None of this justifies Hamas’ actions — but surely these facts must be part of any honest moral reckoning.


I’m not asking you to pick a side. I’m asking whether you feel your current framing — one that often leans into justifications or silence on Israeli actions — is still aligned with the ethical standard you've held to in other contexts. Especially as a Christian, whose faith tradition calls for the defence of the oppressed and the pursuit of peace rooted in truth.

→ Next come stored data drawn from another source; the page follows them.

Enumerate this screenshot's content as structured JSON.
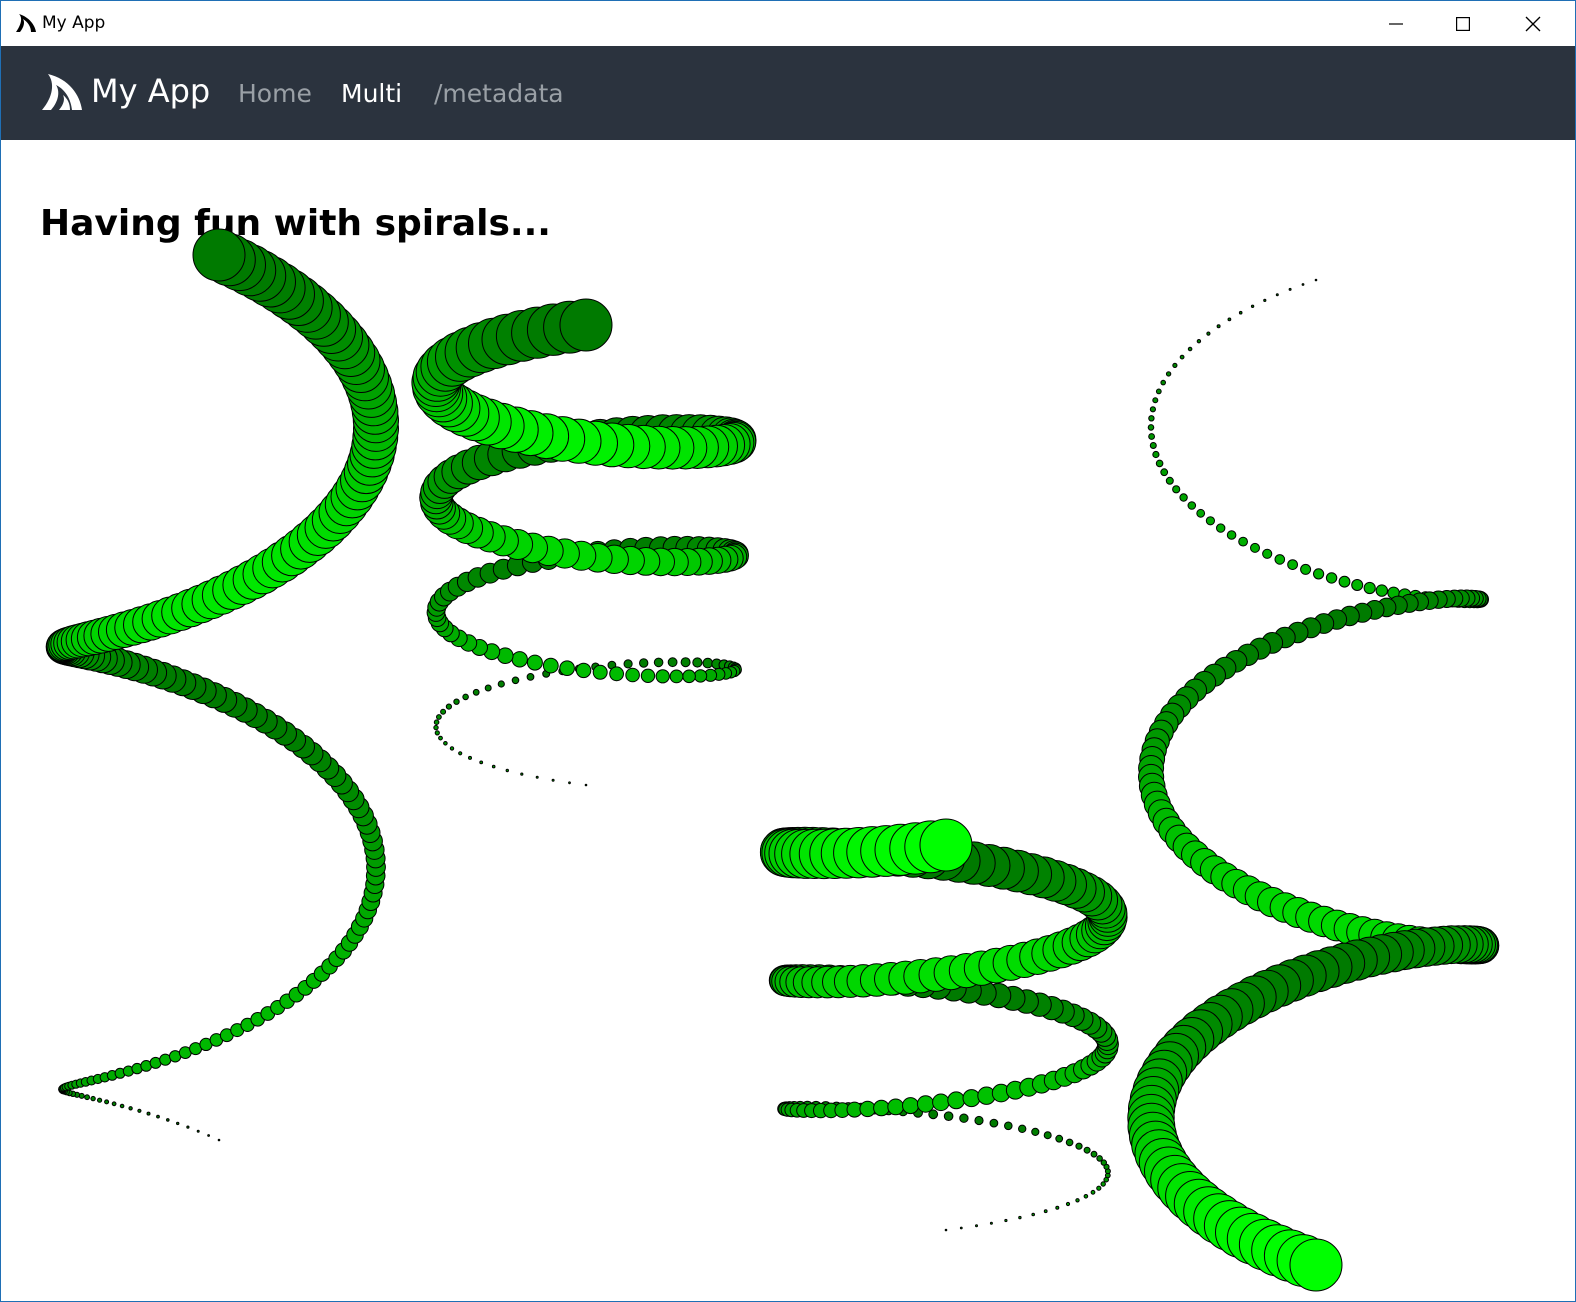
{
  "window": {
    "title": "My App",
    "icon": "shark-fin-icon",
    "controls": [
      "minimize-icon",
      "maximize-icon",
      "close-icon"
    ]
  },
  "navbar": {
    "brand": "My App",
    "brand_icon": "shark-fin-icon",
    "links": [
      {
        "label": "Home",
        "active": false
      },
      {
        "label": "Multi",
        "active": true
      },
      {
        "label": "/metadata",
        "active": false
      }
    ],
    "background": "#2b333e"
  },
  "main": {
    "heading": "Having fun with spirals...",
    "spiral_colors": {
      "bright": "#00ff00",
      "dark": "#004d00"
    },
    "spiral_count": 4
  }
}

I hope you read this in the tone intended — not accusatory, but as a challenge from someone who’s always appreciated your voice of reason. I still believe you're trying to be fair. But I also believe fairness demands more than balance — it demands courage to speak plainly, even when it’s uncomfortable.
 
Over the years, I’ve had countless discussions here where I — and others — were challenged, sometimes relentlessly, to first condemn terrorism, extremism, or specific atrocities before we were even allowed to offer context or speak to broader systemic issues.

And we did. Unequivocally. Repeatedly. There was never support for the killing of civilians, or for any group that targeted innocents. That was a shared line in the sand — or at least, it seemed to be.

But what’s been difficult to witness this past year is how some of those same voices — who once demanded moral clarity from everyone else — now seem to default to whataboutism, deflection, or silence when the violence and atrocities are coming from a side they’re more aligned with.

I’m not trying to be combative or score points. I just want to explain what’s been gnawing at me.

It’s not that people hold different views — it’s that the standard has changed. The same people who once insisted there could be no “moral equivalence” now seem strangely comfortable drawing moral fog. The clarity they demanded from others has been replaced with caveats and context — but only now that it’s “their” side in the spotlight.

And I get that it’s more complicated for some. That there are personal ties, histories, traumas that colour how this conflict is seen. I don’t think that makes anyone evil or beyond reason. I really don’t.

But I do think it's worth saying this: when we abandon the principles we once insisted on — when we justify, minimise, or deflect the same horrors we used to condemn — we lose something vital. Not just moral consistency, but credibility. And trust.

That’s what I’ve been struggling with. Not just what’s happening “over there” — but what it’s revealing in us.